Soprano Ruth Ziesak and trumpeter Reinhold Friedrich are not narrow "early music" specialists. Ziesak has recorded Liszt, Mendelssohn, and Mahler as well as Bach. Friedrich has performed Luciano Berio and plays modern trumpet for conductor Claudio Abbado. "For him, New and Old Music are one instead of a contrast..." Nevertheless, both Ziesak and Reinhold bring complete understanding of "historical performance practices" to their interpretation of these very specifically Baroque masterworks. As the cover art shows, Friedrich plays a keyless Baroque trumpet by preference on this CD.

The Baroque trumpet is not a "half-way" step toward the modern trumpet with pistons. It was already an ancient and sophisticated piece of musical technology by the 17th Century, with very high standards of expectation for its well-paid masters. Trumpeters were governed by guilds that insured competent instruction. The instrument itself was longer, narrower, and straighter in tubing. The smaller mouthpiece had a sharper rim and a more conical shape. Expert players performed in the 'clarino' register, the highest octaves of overtones, in which a full diatonic scale can be produced simply by the lips, without the need for keys. Players can change 'crooks' to perform in various keys. The timbre of the Baroque trumpet is brighter and more vocal than the modern. Trills and rapid ornaments can be, for a virtuoso player, more facile and elegant. Reinhold Freidrich is certainly a virtuoso player.

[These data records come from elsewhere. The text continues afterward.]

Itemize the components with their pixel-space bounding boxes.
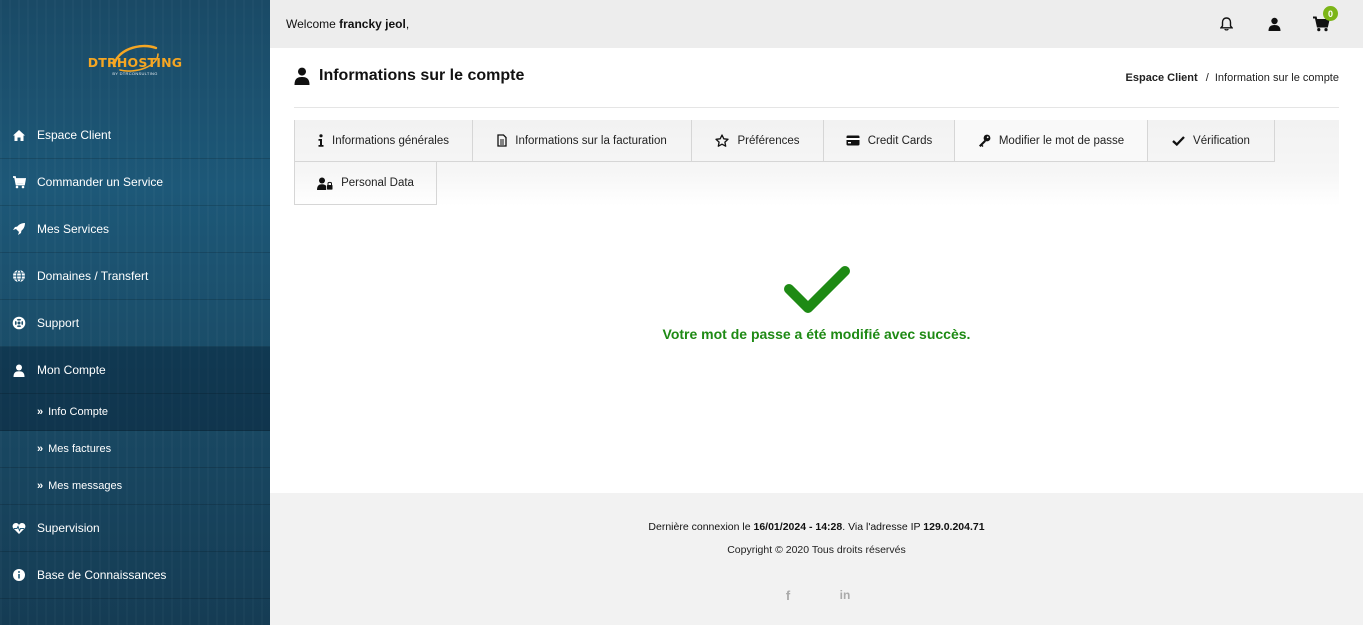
sidebar: DTRHOSTING BY DTRCONSULTING Espace Clien… (0, 0, 270, 625)
cart-count-badge: 0 (1323, 6, 1338, 21)
notifications-bell-icon[interactable] (1217, 15, 1235, 33)
sidebar-item-label: Commander un Service (37, 175, 164, 189)
tab-label: Préférences (737, 134, 800, 147)
sidebar-item-label: Support (37, 316, 80, 330)
last-login-ip: 129.0.204.71 (923, 521, 985, 533)
sidebar-subitem-mes-messages[interactable]: » Mes messages (0, 468, 270, 505)
sidebar-item-base-connaissances[interactable]: Base de Connaissances (0, 552, 270, 599)
sidebar-item-supervision[interactable]: Supervision (0, 505, 270, 552)
breadcrumb-root-link[interactable]: Espace Client (1126, 72, 1198, 84)
cart-icon (12, 175, 26, 189)
tab-label: Credit Cards (867, 134, 933, 147)
last-login-prefix: Dernière connexion le (648, 521, 751, 533)
tab-label: Personal Data (341, 177, 414, 189)
tab-label: Informations générales (332, 134, 449, 147)
tab-personal-data[interactable]: Personal Data (294, 162, 437, 205)
home-icon (12, 128, 26, 142)
sidebar-item-label: Domaines / Transfert (37, 269, 149, 283)
sidebar-nav: Espace Client Commander un Service Mes S… (0, 112, 270, 599)
copyright-text: Copyright © 2020 Tous droits réservés (727, 544, 906, 556)
linkedin-icon[interactable]: in (838, 588, 852, 602)
double-chevron-right-icon: » (37, 480, 44, 492)
user-icon (294, 67, 310, 85)
lifebuoy-icon (12, 316, 26, 330)
sidebar-item-label: Espace Client (37, 128, 112, 142)
breadcrumb: Espace Client / Information sur le compt… (1126, 72, 1339, 84)
breadcrumb-separator: / (1205, 72, 1209, 84)
success-panel: Votre mot de passe a été modifié avec su… (294, 265, 1339, 342)
user-name: francky jeol (339, 17, 406, 31)
sidebar-item-commander[interactable]: Commander un Service (0, 159, 270, 206)
sidebar-subitem-label: Mes factures (48, 443, 112, 455)
tab-label: Modifier le mot de passe (998, 134, 1125, 147)
star-icon (715, 134, 730, 147)
logo-subtext: BY DTRCONSULTING (112, 71, 158, 76)
tab-informations-generales[interactable]: Informations générales (294, 120, 473, 162)
sidebar-item-espace-client[interactable]: Espace Client (0, 112, 270, 159)
sidebar-subitem-mes-factures[interactable]: » Mes factures (0, 431, 270, 468)
file-icon (497, 134, 507, 147)
key-icon (978, 134, 991, 147)
globe-icon (12, 269, 26, 283)
tab-verification[interactable]: Vérification (1148, 120, 1275, 162)
sidebar-subitem-info-compte[interactable]: » Info Compte (0, 394, 270, 431)
welcome-prefix: Welcome (286, 17, 336, 31)
sidebar-item-label: Mes Services (37, 222, 110, 236)
sidebar-subitem-label: Info Compte (48, 406, 109, 418)
tab-informations-facturation[interactable]: Informations sur la facturation (473, 120, 692, 162)
success-message: Votre mot de passe a été modifié avec su… (662, 326, 971, 342)
tab-label: Informations sur la facturation (515, 134, 667, 147)
double-chevron-right-icon: » (37, 443, 44, 455)
top-bar: Welcome francky jeol, 0 (270, 0, 1363, 48)
welcome-suffix: , (405, 17, 410, 31)
sidebar-item-support[interactable]: Support (0, 300, 270, 347)
sidebar-item-label: Base de Connaissances (37, 568, 167, 582)
success-check-icon (783, 266, 850, 313)
last-login-info: Dernière connexion le 16/01/2024 - 14:28… (270, 521, 1363, 533)
last-login-date: 16/01/2024 - 14:28 (753, 521, 843, 533)
user-lock-icon (317, 177, 333, 190)
dtrhosting-logo[interactable]: DTRHOSTING BY DTRCONSULTING (82, 40, 188, 80)
page-header: Informations sur le compte Espace Client… (294, 60, 1339, 108)
tab-credit-cards[interactable]: Credit Cards (824, 120, 955, 162)
logo-text: DTRHOSTING (87, 55, 183, 70)
last-login-mid: . Via l'adresse IP (842, 521, 921, 533)
sidebar-item-label: Mon Compte (37, 363, 106, 377)
sidebar-item-mes-services[interactable]: Mes Services (0, 206, 270, 253)
sidebar-subitem-label: Mes messages (48, 480, 123, 492)
info-circle-icon (12, 568, 26, 582)
user-icon (12, 363, 26, 377)
breadcrumb-current: Information sur le compte (1214, 72, 1339, 84)
facebook-icon[interactable]: f (781, 588, 795, 603)
tab-label: Vérification (1193, 134, 1250, 147)
info-icon (318, 134, 324, 147)
heartbeat-icon (12, 521, 26, 535)
credit-card-icon (846, 135, 860, 146)
check-icon (1172, 135, 1185, 146)
sidebar-item-domaines[interactable]: Domaines / Transfert (0, 253, 270, 300)
double-chevron-right-icon: » (37, 406, 44, 418)
tab-preferences[interactable]: Préférences (692, 120, 824, 162)
sidebar-item-mon-compte[interactable]: Mon Compte (0, 347, 270, 394)
sidebar-item-label: Supervision (37, 521, 100, 535)
welcome-message: Welcome francky jeol, (286, 17, 409, 31)
footer: Dernière connexion le 16/01/2024 - 14:28… (270, 493, 1363, 625)
account-tabs: Informations générales Informations sur … (294, 120, 1339, 206)
page-title: Informations sur le compte (319, 67, 525, 84)
rocket-icon (12, 222, 26, 236)
page-title-wrap: Informations sur le compte (294, 67, 524, 85)
user-account-icon[interactable] (1265, 15, 1283, 33)
tab-modifier-mot-de-passe[interactable]: Modifier le mot de passe (955, 120, 1148, 162)
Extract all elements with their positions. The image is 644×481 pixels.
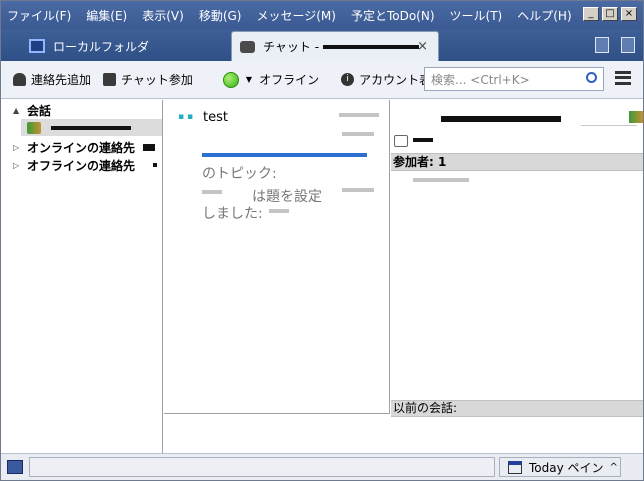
today-pane-button[interactable]: Today ペイン ^ xyxy=(499,457,621,477)
redacted-text xyxy=(202,190,222,194)
redacted-text xyxy=(342,132,374,136)
tab-local-folders[interactable]: ローカルフォルダ xyxy=(13,31,228,61)
tab-chat[interactable]: チャット - × xyxy=(231,31,439,61)
redacted-text xyxy=(269,209,289,213)
add-contact-label: 連絡先追加 xyxy=(31,73,92,87)
topic-icon[interactable] xyxy=(394,135,408,147)
conversation-header xyxy=(391,100,643,152)
search-placeholder: 検索... <Ctrl+K> xyxy=(431,72,530,87)
tab-strip: ローカルフォルダ チャット - × xyxy=(1,29,643,61)
window-controls: _ □ × xyxy=(583,7,637,21)
menu-go[interactable]: 移動(G) xyxy=(199,7,242,24)
group-label: オンラインの連絡先 xyxy=(27,140,136,155)
group-label: 会話 xyxy=(27,103,52,118)
topic-label: のトピック: xyxy=(202,166,277,182)
close-tab-icon[interactable]: × xyxy=(417,39,428,54)
conversation-item[interactable] xyxy=(21,119,162,136)
group-offline-contacts[interactable]: ▷ オフラインの連絡先 xyxy=(1,156,162,174)
menu-view[interactable]: 表示(V) xyxy=(142,7,184,24)
dropdown-arrow-icon: ▼ xyxy=(245,75,253,84)
today-pane-label: Today ペイン xyxy=(529,460,604,475)
network-status-icon[interactable] xyxy=(7,460,23,474)
redacted-text xyxy=(202,153,367,157)
participants-header: 参加者: 1 xyxy=(391,153,643,171)
redacted-text xyxy=(342,188,374,192)
expand-icon[interactable]: ▷ xyxy=(13,143,27,152)
expand-icon[interactable]: ▷ xyxy=(13,161,27,170)
status-selector[interactable]: ▼ オフライン xyxy=(222,71,320,88)
irc-channel-icon xyxy=(27,121,41,134)
redacted-text xyxy=(153,163,158,167)
redacted-text xyxy=(51,125,131,130)
message-input[interactable] xyxy=(164,413,390,453)
tab-tools xyxy=(595,37,635,53)
chat-toolbar: 連絡先追加 チャット参加 ▼ オフライン i アカウント表示 検索... <Ct… xyxy=(1,61,643,99)
redacted-text xyxy=(323,44,420,49)
menu-tools[interactable]: ツール(T) xyxy=(450,7,503,24)
conversation-pane: ▪ ▪ test のトピック: は題を設定 しました: xyxy=(164,100,390,453)
status-label: オフライン xyxy=(259,73,320,87)
tab-label: ローカルフォルダ xyxy=(53,39,150,54)
app-menu-icon[interactable] xyxy=(615,71,631,85)
tab-label: チャット - xyxy=(263,40,320,54)
status-text-field xyxy=(29,457,495,477)
calendar-icon xyxy=(508,460,522,474)
join-chat-label: チャット参加 xyxy=(121,73,193,87)
message-marker-icon: ▪ ▪ xyxy=(178,112,194,122)
tasks-icon[interactable] xyxy=(621,37,635,53)
menu-message[interactable]: メッセージ(M) xyxy=(256,7,335,24)
contacts-pane: ▲ 会話 ▷ オンラインの連絡先 ▷ オフラインの連絡先 xyxy=(1,100,163,453)
info-icon: i xyxy=(341,73,355,86)
status-indicator-icon xyxy=(222,71,239,88)
message-text: test xyxy=(203,110,228,125)
join-chat-icon xyxy=(103,73,117,86)
add-contact-button[interactable]: 連絡先追加 xyxy=(13,71,91,88)
topic-done-text: しました: xyxy=(202,206,263,222)
previous-conversations-header: 以前の会話: xyxy=(391,400,643,417)
group-online-contacts[interactable]: ▷ オンラインの連絡先 xyxy=(1,138,162,156)
search-input[interactable]: 検索... <Ctrl+K> xyxy=(424,67,604,91)
menu-events-tasks[interactable]: 予定とToDo(N) xyxy=(351,7,435,24)
name-underline xyxy=(581,125,637,126)
maximize-button[interactable]: □ xyxy=(602,7,618,21)
chevron-up-icon: ^ xyxy=(609,461,618,473)
redacted-text xyxy=(143,143,156,151)
menu-bar: ファイル(F) 編集(E) 表示(V) 移動(G) メッセージ(M) 予定とTo… xyxy=(1,1,643,29)
menu-edit[interactable]: 編集(E) xyxy=(86,7,127,24)
folder-icon xyxy=(29,39,45,53)
status-bar: Today ペイン ^ xyxy=(1,453,643,480)
app-window: ファイル(F) 編集(E) 表示(V) 移動(G) メッセージ(M) 予定とTo… xyxy=(0,0,644,481)
collapse-icon[interactable]: ▲ xyxy=(13,106,27,115)
redacted-text xyxy=(413,178,469,182)
menu-file[interactable]: ファイル(F) xyxy=(7,7,71,24)
search-icon[interactable] xyxy=(586,72,597,83)
minimize-button[interactable]: _ xyxy=(583,7,599,21)
calendar-icon[interactable] xyxy=(595,37,609,53)
close-button[interactable]: × xyxy=(621,7,637,21)
menu-help[interactable]: ヘルプ(H) xyxy=(517,7,571,24)
redacted-text xyxy=(441,116,561,122)
chat-bubble-icon xyxy=(240,40,255,53)
irc-channel-icon xyxy=(629,111,643,123)
message-log: ▪ ▪ test のトピック: は題を設定 しました: xyxy=(164,100,390,413)
redacted-text xyxy=(339,113,379,117)
group-conversations[interactable]: ▲ 会話 xyxy=(1,101,162,119)
add-contact-icon xyxy=(13,73,26,86)
join-chat-button[interactable]: チャット参加 xyxy=(103,71,193,88)
participants-pane: 参加者: 1 以前の会話: xyxy=(391,100,643,453)
group-label: オフラインの連絡先 xyxy=(27,158,136,173)
redacted-text xyxy=(413,138,433,142)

Together, Friedrich and Ziesak match phrasing and timbre as tightly as if they had musical ESP. This is not a sterile-sounding studio recording, however. For once, the SACD technology really succeeds in bringing a live concert right into your living room. The strings and organ of the Berliner Barock Compagney offer a rich continuo and acoustic backdrop for the voice/trumpet fireworks, and if you listen on two levels, you'll hear some 'not bad at all' Baroque bassoon obbligato passagework.

If Rosenmüller and Zelenka are unfamiliar composers to you, this CD would be a very convincing introduction to their excellence.
4.0 out of 5 stars Hyped as an SACD disc - sounds better in Stereo April 17 2014
By Amazon Customer - Published on Amazon.com
Format:Audio CD|Verified Purchase
The performance by everyone in this performance of Canata 52 is excellent. As another reviewer remarked it is one of the best available. However do not listen to this in SACD mode which in this recording and others has left me questioning the hype.
You would think this would be another technological tool the recording person could apply at the time of the recording, and if used this way I believe SACD discs would not have been a total failure for the recording industry.
But instead of spending time in figuring out new positions of Mikes and blends of recording at the recording session, in every SACD disc I have auditioned, I feel the actual recording is made the same way as it has in the past and in the back room of the recording studios the record companies pinched pennies and added false reverb to create the quasi surround sound effects. A sell out to the listener and producing recordings which sound exactly what they are - fake multi-channel 'effects' smudging the clarity of the real sound. This is an example of good old bait and switch by the recording industry. Just think if they had made an effort to make multi-channel recording work.